By the end of his career, paintings created in the woods behind his home in Blairstown and in his winter home in Sarasota, Fla., reflect that the depressive character of his youth is long gone. As his daughter pointed out, “His paintings were quite joyous, colorful, and abstract. He was free of torment.” 

But, she added, “I wonder what would he think today?”

Wilson was culturally Jewish “from the get-go,” according to Jaffe, but did not engage specifically with the Jewish community. He did have exhibits at various JCCs, where he formed artists’ groups and taught (he was an art teacher throughout his career). “He was deeply spiritual, but it did not take a particular religious form,” Jaffe said. “He didn’t talk about Judaism, and it didn’t continue to be a theme in his work, but culturally and internally, we were always Jewish and felt a kinship.”

She pointed out that growing up in Ridgefield, she could think of only a handful of Jewish students in the high school and didn’t know of a synagogue there (there isn’t one). “I don’t think there were any Jews there,” Jaffe said, “but there were so many churches.” 

Even his secular approach to Judaism fits a trajectory that Rosenfeld called “a typical Jewish story for the Northeast in the second half of the 20th century.” He grew up with struggling immigrant parents (his father was a tailor, his mother a seamstress) and received his education in city public schools, including the City College of New York. He moved to the suburbs and eventually to Florida. “He just also happened to be a really interesting painter,” said Rosenfeld. “He was not particularly religious. That was not his thing. He was culturally Jewish. But he is really invested in bringing art to the community.” 

“My father was always painting, painting, painting,” said Jaffe. But he never pursued fame; in fact, he gave up his studio in Manhattan after moving to New Jersey, cutting ties with the city and staying out of the gallery fray. According to Rosenfeld, Wilson did not actively promote himself.
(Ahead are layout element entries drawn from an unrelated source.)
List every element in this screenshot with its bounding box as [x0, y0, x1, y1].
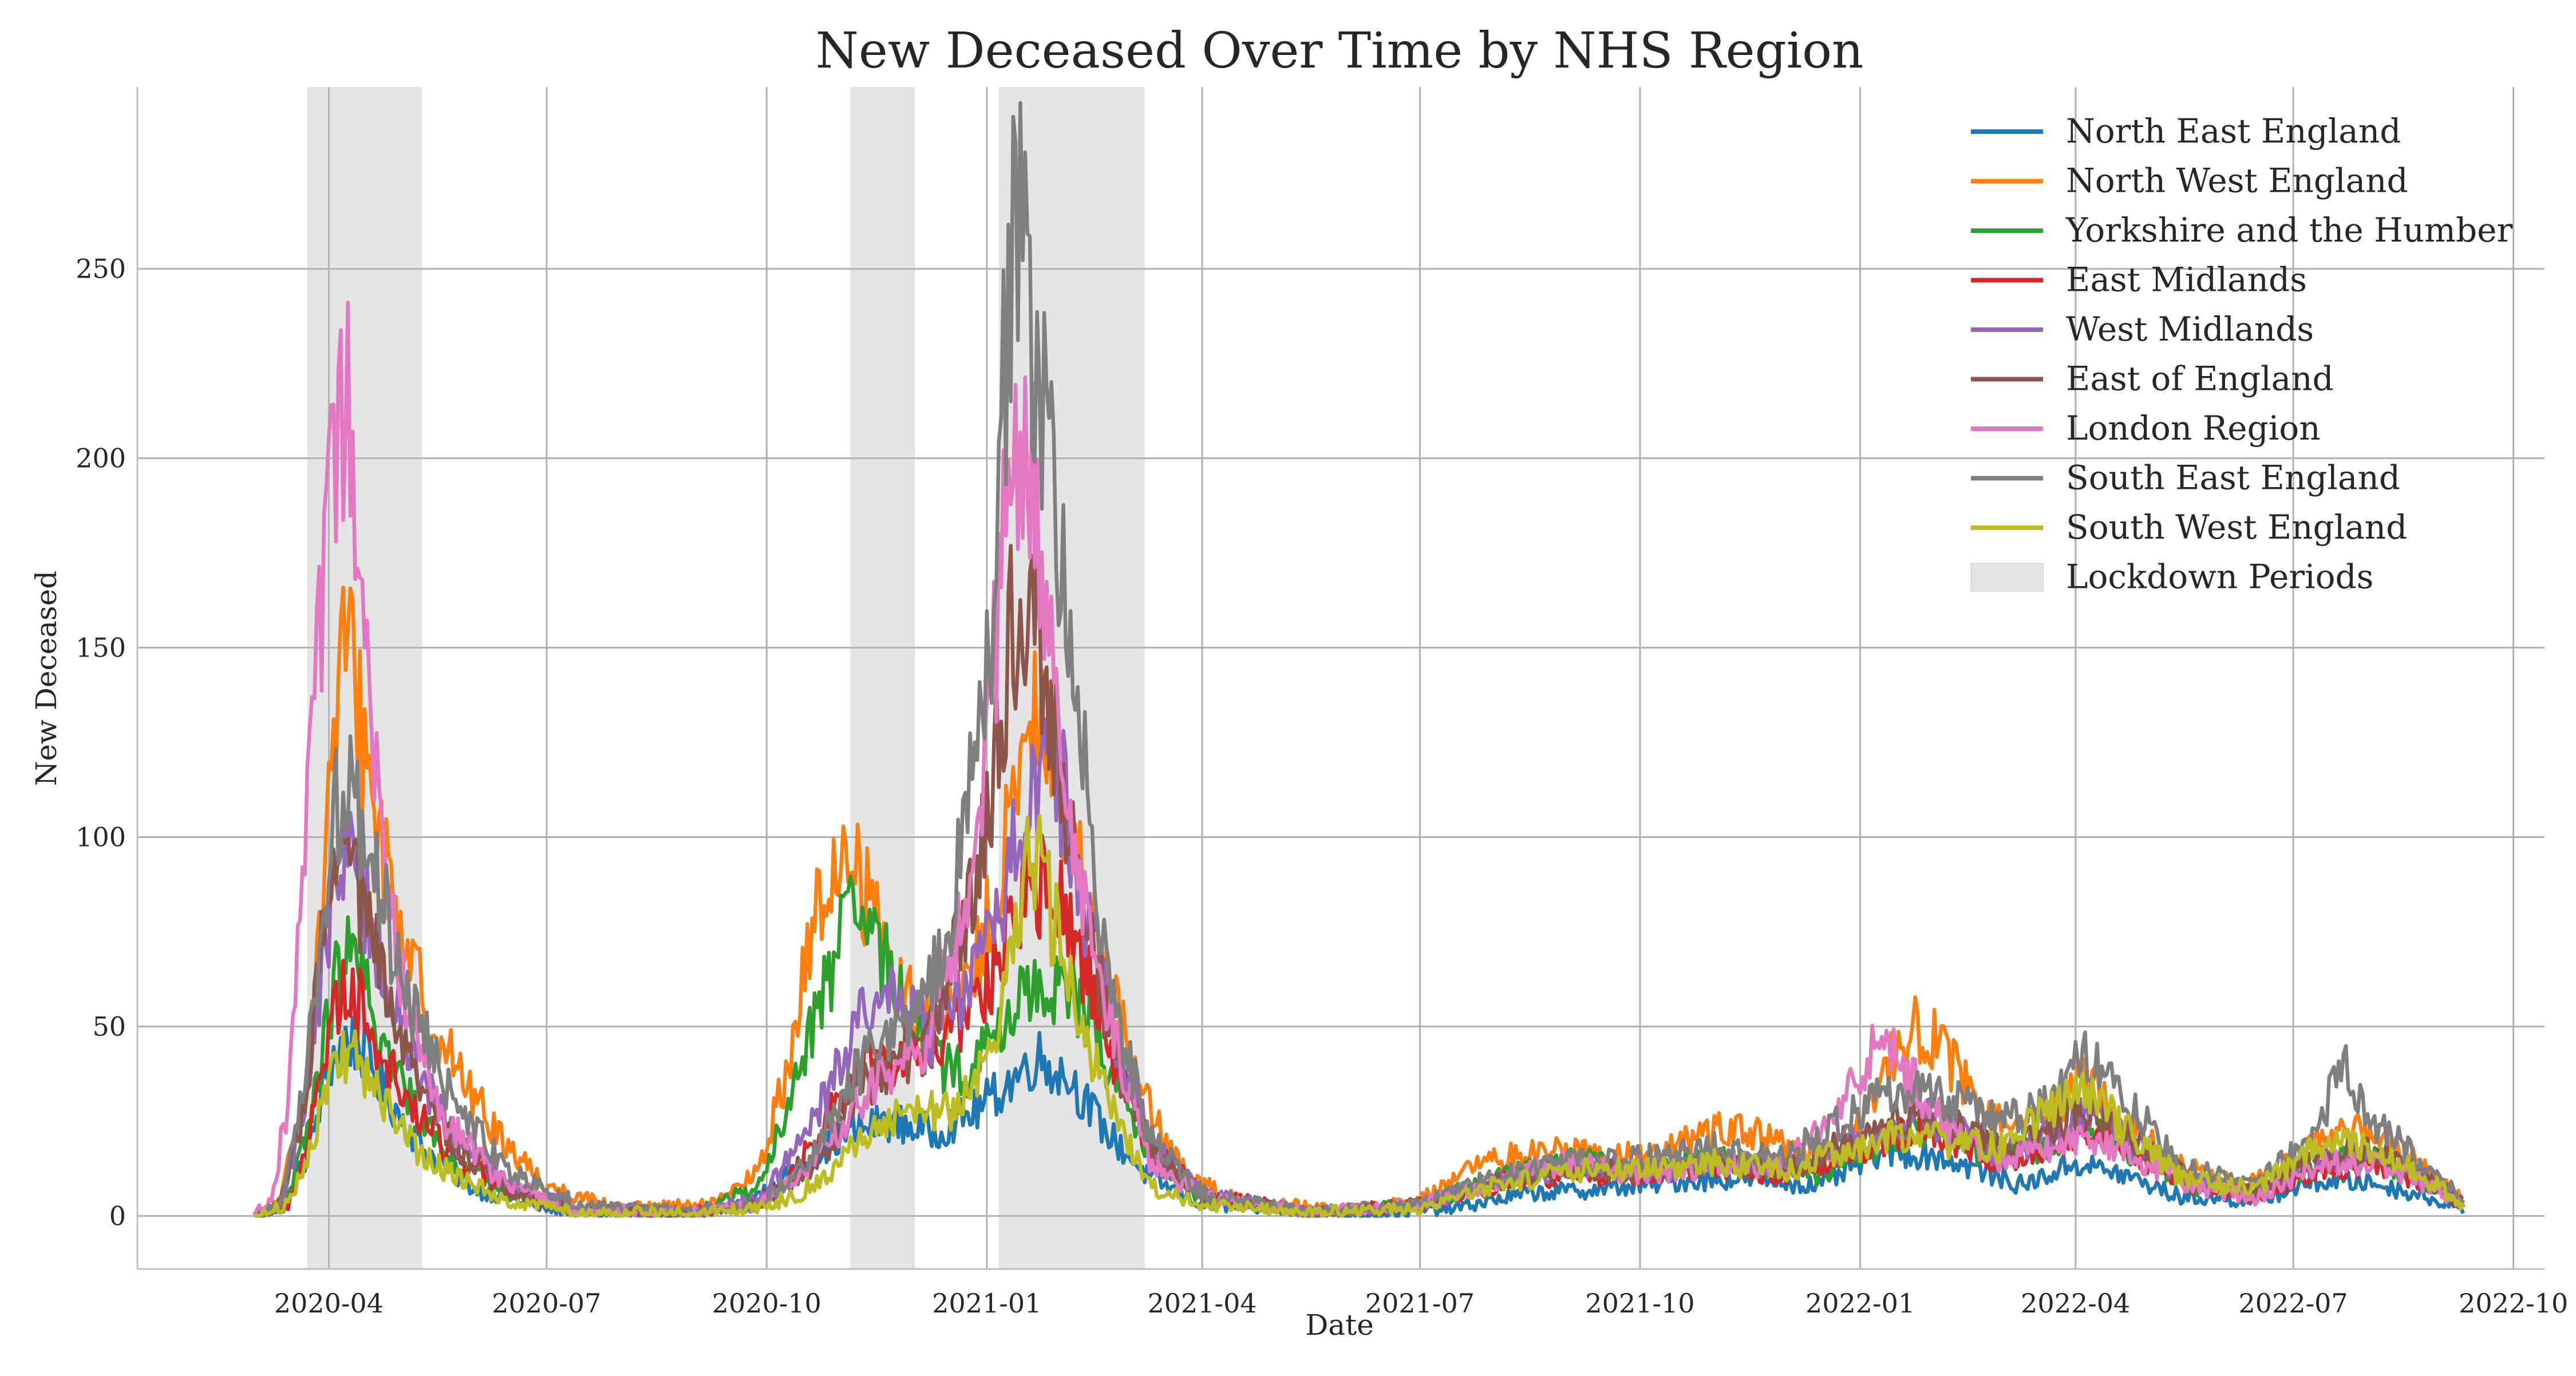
y-tick-label: 0: [109, 1200, 126, 1231]
x-tick-label: 2021-07: [1365, 1288, 1475, 1319]
x-tick-label: 2020-07: [492, 1288, 601, 1319]
x-axis-label: Date: [1305, 1308, 1374, 1342]
series-line: [254, 813, 2465, 1218]
y-tick-label: 200: [76, 443, 126, 474]
x-tick-label: 2022-10: [2459, 1288, 2568, 1319]
x-tick-label: 2022-04: [2021, 1288, 2130, 1319]
y-tick-label: 150: [76, 632, 126, 663]
legend-label: Yorkshire and the Humber: [2065, 211, 2512, 250]
legend-label: North West England: [2066, 161, 2408, 200]
x-tick-label: 2021-01: [932, 1288, 1041, 1319]
legend-label: South East England: [2066, 458, 2400, 497]
legend-label: East of England: [2066, 359, 2334, 398]
y-axis-label: New Deceased: [30, 571, 63, 786]
y-tick-label: 250: [76, 254, 126, 284]
grid-lines: [137, 87, 2545, 1269]
x-tick-label: 2022-07: [2239, 1288, 2348, 1319]
x-tick-label: 2020-04: [274, 1288, 384, 1319]
legend-label: West Midlands: [2066, 310, 2314, 349]
axes: [136, 87, 2545, 1270]
legend: North East England North West England York…: [1970, 112, 2512, 596]
y-tick-label: 50: [92, 1011, 126, 1042]
series-lines: [252, 101, 2466, 1218]
legend-label: East Midlands: [2066, 260, 2307, 299]
chart-title: New Deceased Over Time by NHS Region: [816, 22, 1864, 80]
x-tick-label: 2021-10: [1585, 1288, 1694, 1319]
legend-label: Lockdown Periods: [2066, 557, 2373, 596]
legend-label: London Region: [2066, 409, 2321, 448]
x-tick-label: 2020-10: [712, 1288, 821, 1319]
tick-labels: 2020-04 2020-07 2020-10 2021-01 2021-04 2021-…: [76, 254, 2568, 1319]
x-tick-label: 2022-01: [1805, 1288, 1915, 1319]
x-tick-label: 2021-04: [1147, 1288, 1257, 1319]
legend-swatch: [1970, 563, 2044, 592]
legend-label: South West England: [2066, 508, 2407, 547]
y-tick-label: 100: [76, 821, 126, 852]
legend-label: North East England: [2066, 112, 2401, 151]
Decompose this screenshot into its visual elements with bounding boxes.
By the end of his life, his reception in Florida was almost the same as it had been in the early days. While her mother, sculptor Evelyn Perlman Wilson, kept winning prizes for her works (some of which are also at the university), Jaffe said, “My father’s work was less well received. He was either rejected, or he’d win first prize. People either got it or not.” 

Today, Wilson remains relatively unknown, but Rodriguez and Rosenfeld think that may eventually change. 

Following his death in 2001 and Evelyn’s, in 2006, the estate donated his work to more than 60 institutions, including Hebrew Union College in New York City and William Paterson University in Wayne. But the largest grouping, with over 200 core works, went to MSU. (It is also the largest art gift the university has received to date.) 

The reason? It was all about Rodriquez, Jaffe said. “She got it right away; she really understood what my father was doing.”